2カ年で基礎調査 盛土規制法の規制区域指定へ(栃木県住宅課)
[2023/6/9 栃木版]
2021年に静岡県熱海市で発生した土石流災害を受け、宅地造成等規制法が抜本的に見直され、宅地造成及び特定盛土等規制法として5月26日に施行された。この改正により、経過期間となる25年5月25日までに新たに「宅地造成等工事規制区域」と「特定盛土等規制区域」を指定し、その区域では盛土や切土、土石の堆積に関する工事で、規模により許可手続きが必要になる。県は区域指定に向けた基礎調査を、このほどパスコ(本社・東京都)に5000万円で委託。中核市の宇都宮市を除く県全域を対象に2カ年で基礎調査を実施して、規制区域の指定に向けた検討を行う。
基礎調査では、盛土等の災害リスクがあるエリアをできる限り広く規制区域に指定することが重要になることから、人命を守るため必要十分なエリアが規制区域に指定されるよう留意する。想定する災害は、主に地震や降雨による盛土等の表層崩壊や大規模崩壊、または盛土等の崩落で流出した土砂が土石流化する現象を想定する。
規制区域の考え方として、「宅地造成等工事規制区域」は都市計画区域(市街化区域や市街化調整区域)、または集落の区域などに該当する区域、「特定盛土等規制区域」はそれ以外の区域で土砂や土石流の流失により宅地造成等工事規制区域に影響を及ぼすと想定される区域の中から、盛土等に伴う災害が発生することがあり得ない区域を除いて設定する。
調査の手順は、「宅地造成等工事規制区域」が市街地・集落およびこれに隣接・近接する区域、「特定盛土等規制区域」はそれ以外で盛土等の流出により居住者に危害を生ずる恐れが特に大きいと求められる区域を抽出する。この中から盛土等に伴う災害が発生し得ない区域を除外して、各規制区域の候補区域を設定する。
基礎調査を実施した後は、関係市町村長に結果を通知するほか、規制区域の候補区域の範囲を図面で公表する。公表後は速やかに規制区域の指定の手続きを進め、指定後は概ね5年ごとに土地利用状況を確認して、規制区域の見直しなどの必要性を検討する。
今回の法律改正の主な内容は、「スキマのない規制」となるよう都道府県知事等が土地の用途にかかわらず、盛土で人家等に被害を及ぼしうる区域を規制区域として指定する。

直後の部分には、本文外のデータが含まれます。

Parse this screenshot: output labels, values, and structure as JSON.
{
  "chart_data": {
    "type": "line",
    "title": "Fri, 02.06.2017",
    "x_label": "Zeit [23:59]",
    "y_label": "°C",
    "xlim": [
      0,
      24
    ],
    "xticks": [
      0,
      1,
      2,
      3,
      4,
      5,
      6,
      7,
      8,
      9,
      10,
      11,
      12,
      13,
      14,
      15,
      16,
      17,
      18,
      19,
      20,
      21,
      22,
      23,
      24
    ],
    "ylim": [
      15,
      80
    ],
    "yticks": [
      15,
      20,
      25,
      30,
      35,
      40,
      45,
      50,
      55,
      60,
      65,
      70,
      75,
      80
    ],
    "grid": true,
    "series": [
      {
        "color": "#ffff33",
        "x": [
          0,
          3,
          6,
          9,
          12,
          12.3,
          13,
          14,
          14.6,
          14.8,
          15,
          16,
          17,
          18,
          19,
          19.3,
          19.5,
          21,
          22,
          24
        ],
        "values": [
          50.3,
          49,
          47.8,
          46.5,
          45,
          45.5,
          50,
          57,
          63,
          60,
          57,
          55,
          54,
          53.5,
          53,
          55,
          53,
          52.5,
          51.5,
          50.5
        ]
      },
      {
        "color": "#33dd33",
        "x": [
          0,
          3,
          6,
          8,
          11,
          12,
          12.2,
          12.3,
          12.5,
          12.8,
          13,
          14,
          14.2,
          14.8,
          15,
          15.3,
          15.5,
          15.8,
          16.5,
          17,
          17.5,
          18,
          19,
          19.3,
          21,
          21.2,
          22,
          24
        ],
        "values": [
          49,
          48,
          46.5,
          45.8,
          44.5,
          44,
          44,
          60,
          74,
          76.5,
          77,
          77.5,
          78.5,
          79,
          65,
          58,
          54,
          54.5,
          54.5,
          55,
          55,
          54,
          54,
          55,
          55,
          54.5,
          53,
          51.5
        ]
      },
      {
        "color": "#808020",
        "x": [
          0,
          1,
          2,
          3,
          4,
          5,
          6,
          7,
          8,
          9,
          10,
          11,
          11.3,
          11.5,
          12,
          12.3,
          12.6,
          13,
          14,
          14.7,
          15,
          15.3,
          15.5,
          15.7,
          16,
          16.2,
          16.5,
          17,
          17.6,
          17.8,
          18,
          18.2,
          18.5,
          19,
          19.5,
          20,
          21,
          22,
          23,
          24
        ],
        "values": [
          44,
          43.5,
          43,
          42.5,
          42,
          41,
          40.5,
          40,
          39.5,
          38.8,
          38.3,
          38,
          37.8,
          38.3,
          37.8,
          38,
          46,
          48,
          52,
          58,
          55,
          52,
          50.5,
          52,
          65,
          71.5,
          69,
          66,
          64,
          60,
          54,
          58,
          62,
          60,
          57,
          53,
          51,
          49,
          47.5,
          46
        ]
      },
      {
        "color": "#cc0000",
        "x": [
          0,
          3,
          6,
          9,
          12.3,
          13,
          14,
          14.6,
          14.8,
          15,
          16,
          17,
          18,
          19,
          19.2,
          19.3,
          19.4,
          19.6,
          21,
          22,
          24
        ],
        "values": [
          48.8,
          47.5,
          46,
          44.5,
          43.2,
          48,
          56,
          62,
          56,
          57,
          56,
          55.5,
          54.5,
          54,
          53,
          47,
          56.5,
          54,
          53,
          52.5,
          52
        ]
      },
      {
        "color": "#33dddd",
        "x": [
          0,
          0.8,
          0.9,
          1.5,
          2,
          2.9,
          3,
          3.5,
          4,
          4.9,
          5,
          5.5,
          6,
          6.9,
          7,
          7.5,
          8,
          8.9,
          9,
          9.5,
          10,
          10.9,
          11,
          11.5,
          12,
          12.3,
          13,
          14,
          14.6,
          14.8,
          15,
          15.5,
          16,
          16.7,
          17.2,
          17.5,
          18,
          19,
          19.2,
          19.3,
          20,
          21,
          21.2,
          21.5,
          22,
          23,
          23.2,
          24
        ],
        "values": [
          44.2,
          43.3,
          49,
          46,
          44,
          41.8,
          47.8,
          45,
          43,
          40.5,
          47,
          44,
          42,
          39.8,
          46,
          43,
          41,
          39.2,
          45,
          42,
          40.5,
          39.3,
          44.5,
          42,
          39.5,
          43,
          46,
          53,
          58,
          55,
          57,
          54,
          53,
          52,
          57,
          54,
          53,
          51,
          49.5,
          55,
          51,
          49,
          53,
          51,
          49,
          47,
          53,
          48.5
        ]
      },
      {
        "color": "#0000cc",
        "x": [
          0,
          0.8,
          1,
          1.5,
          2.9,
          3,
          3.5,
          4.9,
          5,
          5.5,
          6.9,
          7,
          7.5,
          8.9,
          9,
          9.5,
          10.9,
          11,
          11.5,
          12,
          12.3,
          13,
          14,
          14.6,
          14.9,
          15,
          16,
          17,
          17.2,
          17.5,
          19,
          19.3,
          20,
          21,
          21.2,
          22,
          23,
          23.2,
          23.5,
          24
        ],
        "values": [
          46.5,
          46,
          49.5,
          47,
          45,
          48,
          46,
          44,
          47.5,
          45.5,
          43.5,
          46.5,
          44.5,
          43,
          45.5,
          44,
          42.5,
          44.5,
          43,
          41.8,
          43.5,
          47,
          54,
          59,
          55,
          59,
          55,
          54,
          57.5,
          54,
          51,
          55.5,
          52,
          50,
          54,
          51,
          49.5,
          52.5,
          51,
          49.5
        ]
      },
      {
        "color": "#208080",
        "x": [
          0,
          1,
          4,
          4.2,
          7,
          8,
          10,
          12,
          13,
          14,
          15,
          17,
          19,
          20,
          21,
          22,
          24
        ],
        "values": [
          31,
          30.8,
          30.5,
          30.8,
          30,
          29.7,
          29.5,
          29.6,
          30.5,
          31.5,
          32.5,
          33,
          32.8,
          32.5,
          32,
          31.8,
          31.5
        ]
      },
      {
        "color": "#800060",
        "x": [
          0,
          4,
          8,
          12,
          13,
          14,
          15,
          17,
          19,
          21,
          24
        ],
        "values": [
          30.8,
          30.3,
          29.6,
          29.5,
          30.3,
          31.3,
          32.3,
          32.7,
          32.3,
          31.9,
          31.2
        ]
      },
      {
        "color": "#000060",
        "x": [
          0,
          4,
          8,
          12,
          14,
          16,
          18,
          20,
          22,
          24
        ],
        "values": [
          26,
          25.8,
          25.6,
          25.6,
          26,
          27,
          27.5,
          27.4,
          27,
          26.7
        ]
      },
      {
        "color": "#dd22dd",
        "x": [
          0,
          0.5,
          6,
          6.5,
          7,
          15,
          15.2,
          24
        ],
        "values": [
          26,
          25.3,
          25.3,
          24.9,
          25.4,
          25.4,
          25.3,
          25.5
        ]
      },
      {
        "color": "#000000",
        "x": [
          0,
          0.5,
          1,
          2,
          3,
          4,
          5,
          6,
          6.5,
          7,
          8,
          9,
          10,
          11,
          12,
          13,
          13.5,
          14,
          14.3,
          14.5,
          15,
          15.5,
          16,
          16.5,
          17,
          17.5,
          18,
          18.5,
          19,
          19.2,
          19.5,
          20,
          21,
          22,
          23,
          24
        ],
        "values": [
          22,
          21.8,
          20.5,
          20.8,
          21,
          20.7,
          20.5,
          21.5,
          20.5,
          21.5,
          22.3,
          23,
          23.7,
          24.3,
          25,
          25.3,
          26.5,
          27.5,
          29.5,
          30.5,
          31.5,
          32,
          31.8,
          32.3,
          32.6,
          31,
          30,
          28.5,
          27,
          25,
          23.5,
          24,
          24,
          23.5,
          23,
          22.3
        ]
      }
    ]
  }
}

許可の対象は、農地・森林の造成や土石の一時的な堆積も含めて、規制区域内で行う盛土などとする。
また「盛土等の安全性の確保」のため、エリアの地形・地質等に応じて災害防止のために必要な許可基準を設定する。許可基準に沿って安全対策が行われているか確認するため、施工状況の定期報告、施工中の中間検査、および工事完了時の完了検査を実施する。
「責任の所在の明確化」では、盛土等が行われた土地について土地所有者等が安全な状態に維持する責務を有することを明確化。災害防止のため必要なときは、土地所有者等だけでなく原因行為者に対しても是正措置等を命令できることとする。
さらに「実効性のある罰則の措置」として、罰則が抑止力として十分機能するよう、無許可行為や命令違反等に対する罰則について、条例による罰則の上限より高い水準(最大で懲役3年以下・罰金1000万円以下・法人重科3億円以下)に強化した。
なお、盛土規制法に基づく規制区域が指定されるまで2カ年の経過措置期間は、旧法で指定されている宅地造成工事規制区域内の工事等の規制が引き続き適用される。旧法で規制区域が指定されている自治体は宇都宮市、足利市、鹿沼市で、この3市の規制区域内で宅地造成に関する工事を行う場合は各市に相談する。また中核市の宇都宮市でも、独自に新たな規制区域の設定に向けた基礎調査を本年度から実施する。